A la Communauté Internationale qui se réunira à partir du 17 septembre 2013 à New York pour la 68ème session Annuelle de l’assemblée Générale des Nations-Unies de se servir du rapport du Secrétaire Général du 05 août 2013 afin d’aider la République Centrafricaine à renaître de ses cendres et mettre un terme à la souffrance des cinq millions de Centrafricains, otages dans leur propre pays.
 
A la France d’aider la RCA et les Centrafricains à sauver le pays et les vies comme au Mali. Au Rwanda vous y étiez et à tort ou à raison on vous accuse d’avoir laissé le génocide se produire. Présente en République Centrafricaine, vous ne pouvez pas dire que vous ne savez pas. Aidez-nous à nous sauver !
 
A mes Frères et Sœurs du Rassemblement Démocratique Centrafricain, au stade actuel, sans rectificatif majeur, la question de notre présence dans les institutions de cette transition doit être posée car c’est pour restaurer la République et protéger le Centrafricain que nous y sommes, c'est cela le SO ZO LA. Or, avec ces tragédies quasi quotidiennes, nous accompagnons plutôt le pays et le peuple vers la liquidation totale.
 
Au peuple de Centrafrique que l’audace de résister et de vivre soit l'unique motivation.
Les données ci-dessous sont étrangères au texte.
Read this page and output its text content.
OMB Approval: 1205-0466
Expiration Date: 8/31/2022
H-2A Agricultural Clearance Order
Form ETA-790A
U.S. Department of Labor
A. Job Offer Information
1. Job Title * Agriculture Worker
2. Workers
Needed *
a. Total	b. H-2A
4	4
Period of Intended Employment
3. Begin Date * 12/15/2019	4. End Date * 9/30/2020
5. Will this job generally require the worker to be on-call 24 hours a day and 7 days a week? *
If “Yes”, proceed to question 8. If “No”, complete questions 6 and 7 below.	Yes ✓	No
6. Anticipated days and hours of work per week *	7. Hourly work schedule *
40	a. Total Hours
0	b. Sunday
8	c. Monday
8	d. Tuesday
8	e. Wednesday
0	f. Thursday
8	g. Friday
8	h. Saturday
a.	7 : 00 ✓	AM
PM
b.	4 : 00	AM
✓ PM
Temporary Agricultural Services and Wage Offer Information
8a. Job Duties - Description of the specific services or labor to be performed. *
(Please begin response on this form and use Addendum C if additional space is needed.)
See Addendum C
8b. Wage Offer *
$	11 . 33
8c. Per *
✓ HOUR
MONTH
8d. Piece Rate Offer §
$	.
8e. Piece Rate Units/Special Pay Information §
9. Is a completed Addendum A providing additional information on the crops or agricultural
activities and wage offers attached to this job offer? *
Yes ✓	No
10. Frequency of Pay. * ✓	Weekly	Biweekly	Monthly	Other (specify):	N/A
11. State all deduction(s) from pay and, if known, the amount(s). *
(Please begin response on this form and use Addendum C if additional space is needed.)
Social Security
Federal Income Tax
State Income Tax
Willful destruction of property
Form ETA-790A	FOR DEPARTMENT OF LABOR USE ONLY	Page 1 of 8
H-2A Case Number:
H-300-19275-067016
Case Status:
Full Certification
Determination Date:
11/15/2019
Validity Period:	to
A toi, responsables de Boeing, Boulata que les autorités transitoires recevront ce jour, l'unique exigence est la PAIX, là, maintenant. Elle ne saurait faire l'objet de marchandage. Refuses donc les enveloppes de CFA qui seront distribuées et demandes aux autres qui ont reçu de les restituer car ton sang et ta paix ne sont pas des valeurs marchandes.
 
À toi, fils et fille de Boeing, Cattin, Ouango, Boyrabe, Bangui, Bimbo et de toute la République revient la mission d’opposer aux canons et à la barbarie, ta soif de liberté, de démocratie, de laïcité et de vie. Que Bangui-Mpoko, la Place de la République, le Monument des Martyrs et toutes les places de nos villes et villages deviennent nos Tahrir Square car notre sang versé et les souffrances subies crient à la liberté pour briser la misère et la Tyrannie.